Наконец, массовое распространение получил брак холоповладельца с рабой, параллельный браку со свободной; известный еще в X веке в княжеском быту, для XII века он засвидетельствован как массовое бытовое явление в ст. 98 «Пространной Правды»: «Аже будут робьи дети у мужа, то задници [наследства] им не имати, но свобода им с матерью» (после смерти отца).
На корню патриархального рабства, как видим, в XI–XII веках вырос внутри феодального общества сложный холопий мир, приспособленный обслуживать все разновидности его потребностей. Показателем масштаба дифференциации, происходившей в самом этом холопьем мире, является и приведенная в «Послании» Заточника XIII века «мирская притча» (поговорка): «не холоп в холопех, кто у холопа работает». Такой холоп точно так же, как муж, который «жену слушает», был, очевидно, бытовым явлением к XIII веку.

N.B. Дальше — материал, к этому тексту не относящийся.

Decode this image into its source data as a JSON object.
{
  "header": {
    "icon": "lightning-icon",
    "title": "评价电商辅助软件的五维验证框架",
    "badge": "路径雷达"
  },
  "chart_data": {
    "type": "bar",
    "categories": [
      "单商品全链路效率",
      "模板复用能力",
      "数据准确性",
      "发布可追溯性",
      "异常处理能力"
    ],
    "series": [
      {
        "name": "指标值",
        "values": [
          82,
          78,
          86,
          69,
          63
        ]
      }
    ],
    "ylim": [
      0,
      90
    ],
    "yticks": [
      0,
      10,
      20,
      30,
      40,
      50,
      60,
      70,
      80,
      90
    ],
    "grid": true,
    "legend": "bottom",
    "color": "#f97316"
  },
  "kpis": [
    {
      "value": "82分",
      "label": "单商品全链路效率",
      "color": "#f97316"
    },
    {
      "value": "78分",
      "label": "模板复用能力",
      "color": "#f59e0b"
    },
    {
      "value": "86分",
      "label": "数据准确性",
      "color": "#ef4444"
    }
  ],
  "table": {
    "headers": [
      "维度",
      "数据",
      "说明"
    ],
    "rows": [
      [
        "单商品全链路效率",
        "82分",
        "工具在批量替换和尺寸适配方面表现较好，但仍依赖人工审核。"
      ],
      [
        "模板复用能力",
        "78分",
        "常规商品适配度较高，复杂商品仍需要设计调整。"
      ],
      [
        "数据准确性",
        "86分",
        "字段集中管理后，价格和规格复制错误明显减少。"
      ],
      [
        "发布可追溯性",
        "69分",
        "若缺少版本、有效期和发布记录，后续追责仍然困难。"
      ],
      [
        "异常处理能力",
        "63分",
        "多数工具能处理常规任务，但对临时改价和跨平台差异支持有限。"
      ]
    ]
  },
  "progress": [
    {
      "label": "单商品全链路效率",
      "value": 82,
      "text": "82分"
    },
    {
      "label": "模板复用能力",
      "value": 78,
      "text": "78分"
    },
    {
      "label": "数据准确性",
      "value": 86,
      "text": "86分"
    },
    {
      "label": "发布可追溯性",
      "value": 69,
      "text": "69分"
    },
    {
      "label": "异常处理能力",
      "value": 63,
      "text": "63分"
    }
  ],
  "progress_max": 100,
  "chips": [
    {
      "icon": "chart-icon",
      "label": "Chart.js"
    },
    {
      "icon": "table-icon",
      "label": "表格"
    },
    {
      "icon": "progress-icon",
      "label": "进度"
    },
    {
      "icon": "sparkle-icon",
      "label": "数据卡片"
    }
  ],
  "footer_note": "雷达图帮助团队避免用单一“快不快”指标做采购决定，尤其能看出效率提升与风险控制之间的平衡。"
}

Памятники XII–XIII веков, однако, вопиют о том, что этот корпус потомственных рабов, извне пополняемый за счет покупки и плена, оказывался количественно совершенно недостаточным для удовлетворения растущего спроса феодального общества на рабочие руки. Эти памятники, как всегда отставая от жизни, вскрывают картину создания новых форм зависимости, новых методов закабаления и насилия. Совершенно очевидно, что необходимость зафиксировать и различить эти новые формы в праве возникла именно из того, что некоторое время в реальной жизни новые трудовые отношения заинтересованной стороной трактовались как холопье состояние.
Можно сказать, что уже к началу XII века ни слово «холоп», ни слово «челядин» без дополнительной квалификации не выражали ничего, кроме того, что это человек, работающий на господина. Чтобы дать понять, что речь идет о рабе как говорящем животном, теперь надо было прибавить: холоп — «обельный» или сказать просто «обель»; челядин — полный.[47]